Planning minister Gavin Barwell’s recent decision to issue a holding direction preventing Bradford Metropolitan District Council from adopting its development plan follows a similar decision earlier this year in respect of the Birmingham Local Plan. 

These two interventions show a tension between the government’s drive to ensure that planning policy and decision-making is devolved to the local level, and increased intervention by ministers.

The direction in this case requires Bradford Metropolitan District Council “not to take any step in connection with the adoption of the plan” pending further investigation of issues raised by Philip Davies, the Conservative MP for Shipley. It is a new power inserted into the Planning and Compulsory Purchase Act 2004 by the Housing and Planning Act 2016.

Davies’ concerns include “the proposed release of green belt, particularly in Wharfedale, development of green belt before brownfield land is exhausted, the efforts made under the duty to cooperate to meet Bradford’s housing need and the appropriate location for development to alleviate housing need and contribute to the regeneration of Bradford city centre”, according to the letter from the minister.

The primacy of the green belt has been a central policy objective since the advent of the modern planning system. The National Planning Policy Framework (NPPF) retains this general policy thrust and prevents local planning authorities from “inappropriate development” on the green belt, while restricting amendments to green belt unless in exceptional circumstances.

The inspector who examined Bradford’s core strategy studied the approach taken by Bradford and its compliance with national policy, and in August backed Bradford’s proposals to release sufficient green belt land for 11,000 homes. He did so on the grounds that “insufficient land” could be identified “outside of the green belt to fully meet identified housing needs”.

But on his website Davies said these conclusions were “fundamentally flawed”, arguing that “the building of so many houses on green belt land in a village should need particularly exceptional circumstances, which I do not believe have been met”.

The holding decision will give Barwell time to decide whether to formally intervene in the case, under section 21 of the 2004 Planning and Compulsory Purchase Act.

This decision resembles that of Barwell’s predecessor Brandon Lewis to prevent the adoption of Birmingham City Council’s development plan earlier this year. 

Like the Birmingham case, Bradford had recently taken its core strategy through examination by an independent inspector, with the council then planning to decide whether to adopt the core strategy in accordance with the inspector’s recommendations.

“A lacuna in the development plan-making process is created and planning decisions are affected as there is a lack of an up-to-date development plan”
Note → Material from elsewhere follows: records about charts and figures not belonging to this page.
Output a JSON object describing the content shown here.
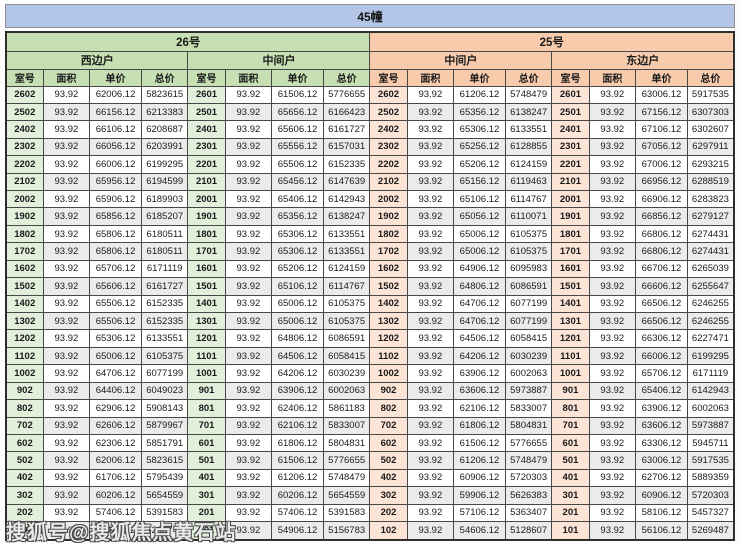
{
  "title": "45幢",
  "watermark": "搜狐号@搜狐焦点黄石站",
  "colors": {
    "title_bar": "#b4c6e7",
    "building_26_header": "#c6e0b4",
    "building_25_header": "#f8cbad",
    "room_col_26": "#e2efda",
    "room_col_25": "#fce4d6",
    "row_stripe": "#ebebeb"
  },
  "table": {
    "buildings": [
      {
        "label": "26号"
      },
      {
        "label": "25号"
      }
    ],
    "unit_types": [
      "西边户",
      "中间户",
      "中间户",
      "东边户"
    ],
    "column_headers": [
      "室号",
      "面积",
      "单价",
      "总价"
    ],
    "groups": [
      {
        "building": "26号",
        "unit_type": "西边户",
        "rows": [
          [
            "2602",
            "93.92",
            "62006.12",
            "5823615"
          ],
          [
            "2502",
            "93.92",
            "66156.12",
            "6213383"
          ],
          [
            "2402",
            "93.92",
            "66106.12",
            "6208687"
          ],
          [
            "2302",
            "93.92",
            "66056.12",
            "6203991"
          ],
          [
            "2202",
            "93.92",
            "66006.12",
            "6199295"
          ],
          [
            "2102",
            "93.92",
            "65956.12",
            "6194599"
          ],
          [
            "2002",
            "93.92",
            "65906.12",
            "6189903"
          ],
          [
            "1902",
            "93.92",
            "65856.12",
            "6185207"
          ],
          [
            "1802",
            "93.92",
            "65806.12",
            "6180511"
          ],
          [
            "1702",
            "93.92",
            "65806.12",
            "6180511"
          ],
          [
            "1602",
            "93.92",
            "65706.12",
            "6171119"
          ],
          [
            "1502",
            "93.92",
            "65606.12",
            "6161727"
          ],
          [
            "1402",
            "93.92",
            "65506.12",
            "6152335"
          ],
          [
            "1302",
            "93.92",
            "65506.12",
            "6152335"
          ],
          [
            "1202",
            "93.92",
            "65306.12",
            "6133551"
          ],
          [
            "1102",
            "93.92",
            "65006.12",
            "6105375"
          ],
          [
            "1002",
            "93.92",
            "64706.12",
            "6077199"
          ],
          [
            "902",
            "93.92",
            "64406.12",
            "6049023"
          ],
          [
            "802",
            "93.92",
            "62906.12",
            "5908143"
          ],
          [
            "702",
            "93.92",
            "62606.12",
            "5879967"
          ],
          [
            "602",
            "93.92",
            "62306.12",
            "5851791"
          ],
          [
            "502",
            "93.92",
            "62006.12",
            "5823615"
          ],
          [
            "402",
            "93.92",
            "61706.12",
            "5795439"
          ],
          [
            "302",
            "93.92",
            "60206.12",
            "5654559"
          ],
          [
            "202",
            "93.92",
            "57406.12",
            "5391583"
          ],
          [
            "102",
            "93.92",
            "55406.12",
            "5203743"
          ]
        ]
      },
      {
        "building": "26号",
        "unit_type": "中间户",
        "rows": [
          [
            "2601",
            "93.92",
            "61506.12",
            "5776655"
          ],
          [
            "2501",
            "93.92",
            "65656.12",
            "6166423"
          ],
          [
            "2401",
            "93.92",
            "65606.12",
            "6161727"
          ],
          [
            "2301",
            "93.92",
            "65556.12",
            "6157031"
          ],
          [
            "2201",
            "93.92",
            "65506.12",
            "6152335"
          ],
          [
            "2101",
            "93.92",
            "65456.12",
            "6147639"
          ],
          [
            "2001",
            "93.92",
            "65406.12",
            "6142943"
          ],
          [
            "1901",
            "93.92",
            "65356.12",
            "6138247"
          ],
          [
            "1801",
            "93.92",
            "65306.12",
            "6133551"
          ],
          [
            "1701",
            "93.92",
            "65306.12",
            "6133551"
          ],
          [
            "1601",
            "93.92",
            "65206.12",
            "6124159"
          ],
          [
            "1501",
            "93.92",
            "65106.12",
            "6114767"
          ],
          [
            "1401",
            "93.92",
            "65006.12",
            "6105375"
          ],
          [
            "1301",
            "93.92",
            "65006.12",
            "6105375"
          ],
          [
            "1201",
            "93.92",
            "64806.12",
            "6086591"
          ],
          [
            "1101",
            "93.92",
            "64506.12",
            "6058415"
          ],
          [
            "1001",
            "93.92",
            "64206.12",
            "6030239"
          ],
          [
            "901",
            "93.92",
            "63906.12",
            "6002063"
          ],
          [
            "801",
            "93.92",
            "62406.12",
            "5861183"
          ],
          [
            "701",
            "93.92",
            "62106.12",
            "5833007"
          ],
          [
            "601",
            "93.92",
            "61806.12",
            "5804831"
          ],
          [
            "501",
            "93.92",
            "61506.12",
            "5776655"
          ],
          [
            "401",
            "93.92",
            "61206.12",
            "5748479"
          ],
          [
            "301",
            "93.92",
            "60206.12",
            "5654559"
          ],
          [
            "201",
            "93.92",
            "57406.12",
            "5391583"
          ],
          [
            "101",
            "93.92",
            "54906.12",
            "5156783"
          ]
        ]
      },
      {
        "building": "25号",
        "unit_type": "中间户",
        "rows": [
          [
            "2602",
            "93.92",
            "61206.12",
            "5748479"
          ],
          [
            "2502",
            "93.92",
            "65356.12",
            "6138247"
          ],
          [
            "2402",
            "93.92",
            "65306.12",
            "6133551"
          ],
          [
            "2302",
            "93.92",
            "65256.12",
            "6128855"
          ],
          [
            "2202",
            "93.92",
            "65206.12",
            "6124159"
          ],
          [
            "2102",
            "93.92",
            "65156.12",
            "6119463"
          ],
          [
            "2002",
            "93.92",
            "65106.12",
            "6114767"
          ],
          [
            "1902",
            "93.92",
            "65056.12",
            "6110071"
          ],
          [
            "1802",
            "93.92",
            "65006.12",
            "6105375"
          ],
          [
            "1702",
            "93.92",
            "65006.12",
            "6105375"
          ],
          [
            "1602",
            "93.92",
            "64906.12",
            "6095983"
          ],
          [
            "1502",
            "93.92",
            "64806.12",
            "6086591"
          ],
          [
            "1402",
            "93.92",
            "64706.12",
            "6077199"
          ],
          [
            "1302",
            "93.92",
            "64706.12",
            "6077199"
          ],
          [
            "1202",
            "93.92",
            "64506.12",
            "6058415"
          ],
          [
            "1102",
            "93.92",
            "64206.12",
            "6030239"
          ],
          [
            "1002",
            "93.92",
            "63906.12",
            "6002063"
          ],
          [
            "902",
            "93.92",
            "63606.12",
            "5973887"
          ],
          [
            "802",
            "93.92",
            "62106.12",
            "5833007"
          ],
          [
            "702",
            "93.92",
            "61806.12",
            "5804831"
          ],
          [
            "602",
            "93.92",
            "61506.12",
            "5776655"
          ],
          [
            "502",
            "93.92",
            "61206.12",
            "5748479"
          ],
          [
            "402",
            "93.92",
            "60906.12",
            "5720303"
          ],
          [
            "302",
            "93.92",
            "59906.12",
            "5626383"
          ],
          [
            "202",
            "93.92",
            "57106.12",
            "5363407"
          ],
          [
            "102",
            "93.92",
            "54606.12",
            "5128607"
          ]
        ]
      },
      {
        "building": "25号",
        "unit_type": "东边户",
        "rows": [
          [
            "2601",
            "93.92",
            "63006.12",
            "5917535"
          ],
          [
            "2501",
            "93.92",
            "67156.12",
            "6307303"
          ],
          [
            "2401",
            "93.92",
            "67106.12",
            "6302607"
          ],
          [
            "2301",
            "93.92",
            "67056.12",
            "6297911"
          ],
          [
            "2201",
            "93.92",
            "67006.12",
            "6293215"
          ],
          [
            "2101",
            "93.92",
            "66956.12",
            "6288519"
          ],
          [
            "2001",
            "93.92",
            "66906.12",
            "6283823"
          ],
          [
            "1901",
            "93.92",
            "66856.12",
            "6279127"
          ],
          [
            "1801",
            "93.92",
            "66806.12",
            "6274431"
          ],
          [
            "1701",
            "93.92",
            "66806.12",
            "6274431"
          ],
          [
            "1601",
            "93.92",
            "66706.12",
            "6265039"
          ],
          [
            "1501",
            "93.92",
            "66606.12",
            "6255647"
          ],
          [
            "1401",
            "93.92",
            "66506.12",
            "6246255"
          ],
          [
            "1301",
            "93.92",
            "66506.12",
            "6246255"
          ],
          [
            "1201",
            "93.92",
            "66306.12",
            "6227471"
          ],
          [
            "1101",
            "93.92",
            "66006.12",
            "6199295"
          ],
          [
            "1001",
            "93.92",
            "65706.12",
            "6171119"
          ],
          [
            "901",
            "93.92",
            "65406.12",
            "6142943"
          ],
          [
            "801",
            "93.92",
            "63906.12",
            "6002063"
          ],
          [
            "701",
            "93.92",
            "63606.12",
            "5973887"
          ],
          [
            "601",
            "93.92",
            "63306.12",
            "5945711"
          ],
          [
            "501",
            "93.92",
            "63006.12",
            "5917535"
          ],
          [
            "401",
            "93.92",
            "62706.12",
            "5889359"
          ],
          [
            "301",
            "93.92",
            "60906.12",
            "5720303"
          ],
          [
            "201",
            "93.92",
            "58106.12",
            "5457327"
          ],
          [
            "101",
            "93.92",
            "56106.12",
            "5269487"
          ]
        ]
      }
    ]
  }
}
There may well turn out to be a fundamental flaw in the approach taken by Bradford Metropolitan District Council not revealed during examination. But these decisions will be a concern to developers as well as local planning authorities. They show that the government is willing to exercise its powers to intervene in the adoption of development plans even following extensive public consultation and independent examination.

In doing so, a lacuna in the development plan-making process is created and, consequently, planning decisions are affected as there is a lack of an up-to-date development plan against which planning decisions should be made.

These outcomes surely should be avoided wherever possible and minister’s intervention reserved only for circumstances where there is a clear error in the development plan in the interpretation of national planning policy.

The Birmingham direction remains in place some five months later and it shows that the government is not resolving the issues speedily. Indeed, given the late stage in the local plan cycle, one might say there is little the secretary of state can do save require withdrawal of the local plan – which flies in the face of the government’s stated aim to support authorities to get local plans in place by 2017.

One is left with the conclusion that if intervention is justified from the minister, then this should happen during the examination process. Then the issue can be resolved through that process, rather than derailing the adoption of a development plan document.